Diabetes, Adult Neurogenesis and Brain Remodeling: New Insights from Rodent and Zebrafish Models Neurogenesis (Austin, Tex.). 2017 | Pubmed ID: 28439518 The prevalence of diabetes rapidly increased during the last decades in association with important changes in lifestyle. Diabetes and hyperglycemia are well-known for inducing deleterious effects on physiologic processes, increasing for instance cardiovascular diseases, nephropathy, retinopathy and foot ulceration.

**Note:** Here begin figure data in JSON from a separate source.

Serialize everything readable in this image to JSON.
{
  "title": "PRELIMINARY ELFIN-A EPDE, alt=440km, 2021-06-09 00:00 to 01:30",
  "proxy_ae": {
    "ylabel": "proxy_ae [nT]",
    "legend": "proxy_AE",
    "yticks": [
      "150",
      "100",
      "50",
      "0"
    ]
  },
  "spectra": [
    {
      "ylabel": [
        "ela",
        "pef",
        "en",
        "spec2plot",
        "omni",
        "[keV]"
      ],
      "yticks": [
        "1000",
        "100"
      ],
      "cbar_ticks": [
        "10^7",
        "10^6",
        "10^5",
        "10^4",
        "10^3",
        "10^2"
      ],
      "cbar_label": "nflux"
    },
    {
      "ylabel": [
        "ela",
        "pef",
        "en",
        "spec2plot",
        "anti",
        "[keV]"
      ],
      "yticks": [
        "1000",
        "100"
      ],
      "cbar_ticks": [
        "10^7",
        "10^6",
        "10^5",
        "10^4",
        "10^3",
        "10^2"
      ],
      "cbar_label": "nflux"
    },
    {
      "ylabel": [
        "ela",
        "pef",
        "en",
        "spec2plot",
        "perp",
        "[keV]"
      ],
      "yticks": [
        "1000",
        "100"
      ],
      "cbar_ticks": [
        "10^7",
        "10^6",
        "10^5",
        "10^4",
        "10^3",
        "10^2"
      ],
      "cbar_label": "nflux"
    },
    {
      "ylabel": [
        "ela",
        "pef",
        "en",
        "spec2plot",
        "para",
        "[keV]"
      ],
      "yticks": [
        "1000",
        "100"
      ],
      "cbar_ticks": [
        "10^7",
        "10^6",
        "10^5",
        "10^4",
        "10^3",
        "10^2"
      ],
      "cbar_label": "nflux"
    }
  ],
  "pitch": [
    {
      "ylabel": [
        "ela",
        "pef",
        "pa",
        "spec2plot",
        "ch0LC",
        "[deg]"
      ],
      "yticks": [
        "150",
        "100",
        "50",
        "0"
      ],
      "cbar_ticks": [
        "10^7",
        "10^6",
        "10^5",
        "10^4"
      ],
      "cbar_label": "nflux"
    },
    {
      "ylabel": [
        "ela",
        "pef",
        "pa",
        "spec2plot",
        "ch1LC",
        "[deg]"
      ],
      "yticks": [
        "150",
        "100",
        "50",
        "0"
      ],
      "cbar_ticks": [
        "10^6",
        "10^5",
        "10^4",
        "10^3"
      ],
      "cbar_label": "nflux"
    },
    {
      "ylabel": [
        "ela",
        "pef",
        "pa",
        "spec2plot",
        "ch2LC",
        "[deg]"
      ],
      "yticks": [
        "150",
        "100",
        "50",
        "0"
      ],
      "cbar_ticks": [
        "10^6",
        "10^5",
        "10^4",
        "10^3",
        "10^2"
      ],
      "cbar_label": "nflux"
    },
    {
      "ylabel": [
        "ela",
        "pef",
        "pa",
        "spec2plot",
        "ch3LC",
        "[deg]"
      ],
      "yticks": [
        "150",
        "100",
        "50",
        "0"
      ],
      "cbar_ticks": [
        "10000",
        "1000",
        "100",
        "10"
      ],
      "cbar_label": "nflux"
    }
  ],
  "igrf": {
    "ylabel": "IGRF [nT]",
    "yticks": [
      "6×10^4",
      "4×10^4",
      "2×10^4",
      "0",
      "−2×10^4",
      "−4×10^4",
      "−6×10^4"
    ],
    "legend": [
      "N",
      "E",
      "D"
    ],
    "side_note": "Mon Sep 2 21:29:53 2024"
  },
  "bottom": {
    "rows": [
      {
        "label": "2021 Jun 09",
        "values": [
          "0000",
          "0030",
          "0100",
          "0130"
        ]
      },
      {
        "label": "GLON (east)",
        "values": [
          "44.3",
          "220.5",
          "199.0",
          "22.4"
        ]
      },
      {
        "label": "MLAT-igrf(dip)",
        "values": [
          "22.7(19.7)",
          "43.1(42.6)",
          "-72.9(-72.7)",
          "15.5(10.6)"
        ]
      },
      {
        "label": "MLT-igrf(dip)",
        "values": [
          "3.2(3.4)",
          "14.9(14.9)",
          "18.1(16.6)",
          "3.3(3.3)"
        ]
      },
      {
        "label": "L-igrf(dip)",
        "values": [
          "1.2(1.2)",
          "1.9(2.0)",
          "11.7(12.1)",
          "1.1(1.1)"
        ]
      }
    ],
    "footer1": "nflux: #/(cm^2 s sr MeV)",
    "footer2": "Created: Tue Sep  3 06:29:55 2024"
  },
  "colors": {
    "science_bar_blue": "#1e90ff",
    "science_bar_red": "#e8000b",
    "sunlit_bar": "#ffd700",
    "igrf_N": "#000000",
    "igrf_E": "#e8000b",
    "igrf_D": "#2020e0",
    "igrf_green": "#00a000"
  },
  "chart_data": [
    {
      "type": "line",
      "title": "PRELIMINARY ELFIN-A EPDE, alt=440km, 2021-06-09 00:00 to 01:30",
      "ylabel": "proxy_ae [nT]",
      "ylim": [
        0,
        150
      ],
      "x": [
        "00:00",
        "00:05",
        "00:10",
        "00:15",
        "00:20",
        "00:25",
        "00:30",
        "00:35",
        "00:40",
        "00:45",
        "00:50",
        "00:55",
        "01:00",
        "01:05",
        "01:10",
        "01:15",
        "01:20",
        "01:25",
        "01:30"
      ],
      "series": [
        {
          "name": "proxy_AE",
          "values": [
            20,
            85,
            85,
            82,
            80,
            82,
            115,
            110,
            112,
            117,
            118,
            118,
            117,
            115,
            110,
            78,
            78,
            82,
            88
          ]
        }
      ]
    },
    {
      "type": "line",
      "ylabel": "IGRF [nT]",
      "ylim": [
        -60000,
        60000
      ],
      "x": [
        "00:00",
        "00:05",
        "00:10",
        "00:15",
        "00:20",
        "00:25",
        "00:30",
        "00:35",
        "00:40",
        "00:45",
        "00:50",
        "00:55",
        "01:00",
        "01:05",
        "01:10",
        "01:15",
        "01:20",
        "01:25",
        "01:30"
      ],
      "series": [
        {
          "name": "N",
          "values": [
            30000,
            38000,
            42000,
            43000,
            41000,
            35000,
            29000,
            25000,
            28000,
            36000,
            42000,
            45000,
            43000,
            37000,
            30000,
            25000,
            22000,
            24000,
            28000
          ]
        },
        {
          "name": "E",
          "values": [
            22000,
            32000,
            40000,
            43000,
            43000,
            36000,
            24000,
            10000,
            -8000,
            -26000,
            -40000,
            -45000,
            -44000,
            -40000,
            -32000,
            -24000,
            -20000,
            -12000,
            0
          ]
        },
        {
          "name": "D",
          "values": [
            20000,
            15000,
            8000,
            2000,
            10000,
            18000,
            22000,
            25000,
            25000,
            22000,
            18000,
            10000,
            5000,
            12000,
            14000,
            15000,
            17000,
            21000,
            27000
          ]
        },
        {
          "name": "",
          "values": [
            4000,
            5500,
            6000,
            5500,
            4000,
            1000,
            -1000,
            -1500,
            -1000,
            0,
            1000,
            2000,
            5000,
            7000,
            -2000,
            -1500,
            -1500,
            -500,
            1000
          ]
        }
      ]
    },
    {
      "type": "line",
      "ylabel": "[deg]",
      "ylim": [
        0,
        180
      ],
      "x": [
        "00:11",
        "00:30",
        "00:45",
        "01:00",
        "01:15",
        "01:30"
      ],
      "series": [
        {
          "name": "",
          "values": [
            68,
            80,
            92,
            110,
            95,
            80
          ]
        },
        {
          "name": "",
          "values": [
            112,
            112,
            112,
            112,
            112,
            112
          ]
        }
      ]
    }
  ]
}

Interestingly, diabetes also impairs brain morphology and functions such as (1) decreased neurogenesis (proliferation, differentiation and cell survival), (2) decreased brain volumes, (3) increased blood-brain barrier leakage, (4) increased cognitive impairments, as well as (5) increased stroke incidence and worse neurologic outcomes following stroke. Importantly, diabetes is positively associated with a higher risk to develop Alzheimer disease. In this context, we aim at reviewing the impact of diabetes on neural stem cell proliferation, newborn cell differentiation and survival in a homeostatic context or following stroke. We also report the effects of hyper- and hypoglycemia on the blood-brain barrier physiology through modifications of tight junctions and transporters. Finally, we discuss the implication of diabetes on cognition and behavior.